A: Add this to the job’s requirements:
(Engage_Data_PDB == true)
——————————————————————————————————————————–
Q: What Java versions are available to Engage jobs?
A: Java 1.5 and 1.6. Paths to each on compute nodes are:
jdk 1.6.0_25: $OSG_APP/engage/jdk1.6.0_25 jdk 1.5.0_09: $OSG_APP/engage/jdk1.5.0_09
——————————————————————————————————————————–
Q: What is the scratch cleanup policy?
A: Files older than thirty days in /scratch are deleted daily. Please make appropriate arrangements to archive data.
——————————————————————————————————————————–
Q: What are the hardware specifications for the machine?
A:
Processors: 12 hyper-threaded cores; Intel Xeon @ 2.8 GHz Memory: 48 GB 1333Mhz RAM, 12 MB cache per core Disk: 5 TB local disk Network: 2 1 GBit eth cards configured as 1 bond interface OS: CentOS 5.6
Conclusion
Is there a command to list the scientific tools installed on engage-submit?
Hi Poornima,
engage-submit3 (ES3) serves the Engage Virtual Organization. As such, it’s used by researchers in a wide variety of fields. In general current practice, researcher teams copy executables to the submit node and stage it to compute nodes as part of their jobs. That is, the software provided by the Engage VO is the infrastructure for job execution and management such as Condor, GlideinWMS and Pegasus. Science discipline specific tools are up to the researcher.
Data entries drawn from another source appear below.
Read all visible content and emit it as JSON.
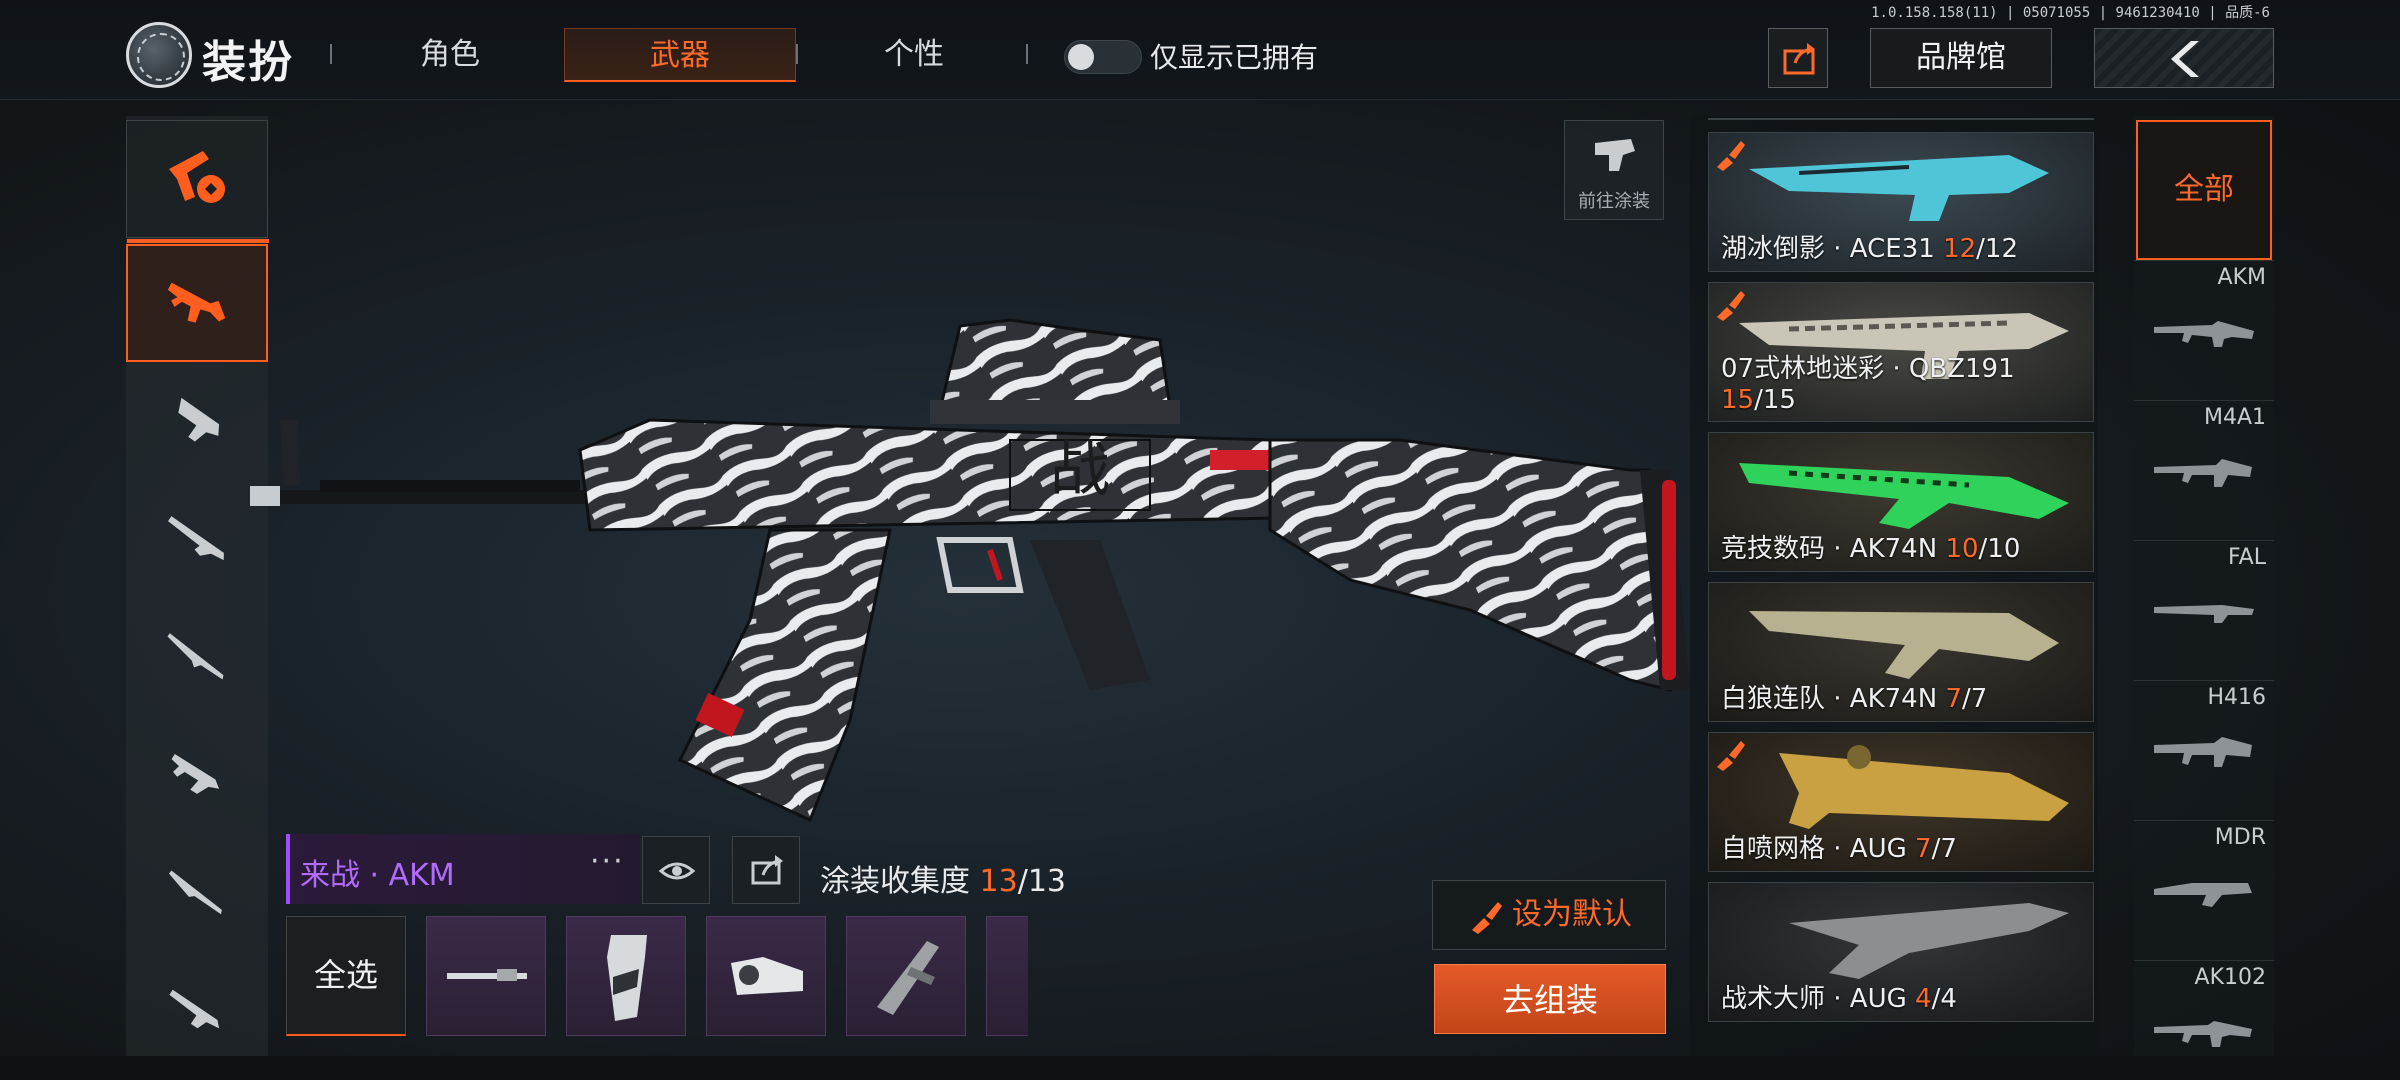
{
  "version": "1.0.158.158(11) | 05071055 | 9461230410 | 品质-6",
  "header": {
    "title": "装扮",
    "tabs": [
      {
        "label": "角色"
      },
      {
        "label": "武器"
      },
      {
        "label": "个性"
      }
    ],
    "active_tab": "武器",
    "toggle_label": "仅显示已拥有",
    "toggle_on": false,
    "brand_button": "品牌馆"
  },
  "preview": {
    "goto_paint_label": "前往涂装",
    "skin_name": "来战 · AKM",
    "more_label": "···",
    "collect_label": "涂装收集度",
    "collect_owned": "13",
    "collect_total": "/13",
    "select_all": "全选",
    "set_default": "设为默认",
    "assemble": "去组装"
  },
  "skins": [
    {
      "name": "湖冰倒影 · ACE31",
      "owned": "12",
      "total": "/12",
      "color": "#4fc6d8"
    },
    {
      "name": "07式林地迷彩 · QBZ191",
      "owned": "15",
      "total": "/15",
      "color": "#c9c6b8"
    },
    {
      "name": "竞技数码 · AK74N",
      "owned": "10",
      "total": "/10",
      "color": "#2fd25a"
    },
    {
      "name": "白狼连队 · AK74N",
      "owned": "7",
      "total": "/7",
      "color": "#b7b190"
    },
    {
      "name": "自喷网格 · AUG",
      "owned": "7",
      "total": "/7",
      "color": "#c9a042"
    },
    {
      "name": "战术大师 · AUG",
      "owned": "4",
      "total": "/4",
      "color": "#8b8f92"
    }
  ],
  "weapons": {
    "all_label": "全部",
    "items": [
      "AKM",
      "M4A1",
      "FAL",
      "H416",
      "MDR",
      "AK102"
    ]
  },
  "colors": {
    "accent": "#ff5e1f",
    "purple": "#a24cff"
  }
}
Now, if you have a particular tool that you’d like to use at Engage sites we can look into copying that tool to sites supporting Engage users for you. We have maintenance jobs that will do this so that when you develop jobs, they don’t need to stage in the executables each time.
Let me know if you have more questions.
Thanks,
Steve
Thanks for the article. Where can I ask more questions specifically about glideinWMS usage with OSG?
Hi Ketan, please feel free to post questions here. There’s a good chance we’ll end up answering someone else’s question in the process.
Steve
Here is my question: I am trying to use glideinwms to submit multiple jobs which are mostly > 20 in number. However, I consistently see that only 4 jobs get the R status and rest of them are always in I status. This happens when submitting from the host managed by our team.
However, when I submit the same job from the engage submit host, I do get many jobs in the R state quickly. What could be the reason? Are there any configuration settings that I am missing?
Thanks.
Hi Ketan,
There are many reasons jobs might not run so it’s not possible to say without more information.
What does the output of condor_q -better-analyze say for the job ids that stay idle?
It’s also useful to check the GridManager. log as this often contains useful information on Condor related failures.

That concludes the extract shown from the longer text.